What young people are not told by the dealers many have to learn the hard way. We know that Ecstasy has extremely dangerous side effects that affect the user individually. It essentially comes down to a game of Russian Roulette. The heart rate rises to dangerous levels, and in some cases just stops. Severe dehydration brought on by Ecstasy is then compounded by the all-night dancing at the raves. Users must constantly drink water to cool off. However, many do not realize they are dehydrating and continue dancing. Those who do not cool off run the risk of death by dehydration. In more and more cases of Ecstasy deaths, body temperatures of Ecstasy users were well over 100 degrees. In one particular death, the Ecstasy users body temperature was 107 degrees. Those who survive over the long-haul can look forward to depression, paranoia, and confusion. Scientists now believe Ecstasy use causes irreversible brain damage.

Make no mistake. More and more kids are using Ecstasy. The University of Michigan’s Monitoring the Future survey found that lifetime use among 12th graders increased from one in 25 in 1998 to one in 15 in 1999. And it is not just the big cities that face the Ecstasy threat. In my own home state of Iowa, I recently came upon an advertisement, on the Internet, of several raves in Des Moines, many of which touted the all too-certain appearance of Ecstasy at these dances.

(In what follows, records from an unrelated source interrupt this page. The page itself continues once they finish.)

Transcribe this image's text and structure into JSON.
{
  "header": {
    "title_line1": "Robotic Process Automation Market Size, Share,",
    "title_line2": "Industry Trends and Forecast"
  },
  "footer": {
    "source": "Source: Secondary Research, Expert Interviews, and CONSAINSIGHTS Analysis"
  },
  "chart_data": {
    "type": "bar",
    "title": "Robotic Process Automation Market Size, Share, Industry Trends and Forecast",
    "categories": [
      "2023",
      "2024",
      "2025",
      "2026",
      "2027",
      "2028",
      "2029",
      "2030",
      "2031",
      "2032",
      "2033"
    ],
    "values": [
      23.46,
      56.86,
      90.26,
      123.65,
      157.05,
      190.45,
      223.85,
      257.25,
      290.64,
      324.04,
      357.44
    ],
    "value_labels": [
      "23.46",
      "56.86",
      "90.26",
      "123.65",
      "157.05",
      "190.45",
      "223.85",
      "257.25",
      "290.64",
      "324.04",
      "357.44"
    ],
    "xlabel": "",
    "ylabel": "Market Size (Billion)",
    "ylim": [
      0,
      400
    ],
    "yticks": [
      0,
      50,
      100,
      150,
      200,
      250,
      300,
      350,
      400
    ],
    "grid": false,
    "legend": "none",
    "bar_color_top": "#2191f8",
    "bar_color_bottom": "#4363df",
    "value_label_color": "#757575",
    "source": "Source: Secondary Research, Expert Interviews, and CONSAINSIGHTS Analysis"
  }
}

Federal, state, and local law enforcement are dealing with the rising tide of Ecstasy every day. Here in the Senate, I, along with Sen. Biden, Graham, Bayh, and Thomas introduced the “Ecstasy Anti-Proliferation Act.” This bill seeks to increase our awareness of Ecstasy by providing for increased penalties for Ecstasy trafficking and possession, authorizing money for research, and calling for more media campaign time in order to educate the public on the dangers of Ecstasy.

I hope today’s hearing will strengthen our efforts to fight this new and dangerous drug before it explodes any further. I hope parents will pay more attention to where their kids go at night, and to be more aware of the user signs. Ecstasy is out there. It’s time we stop it.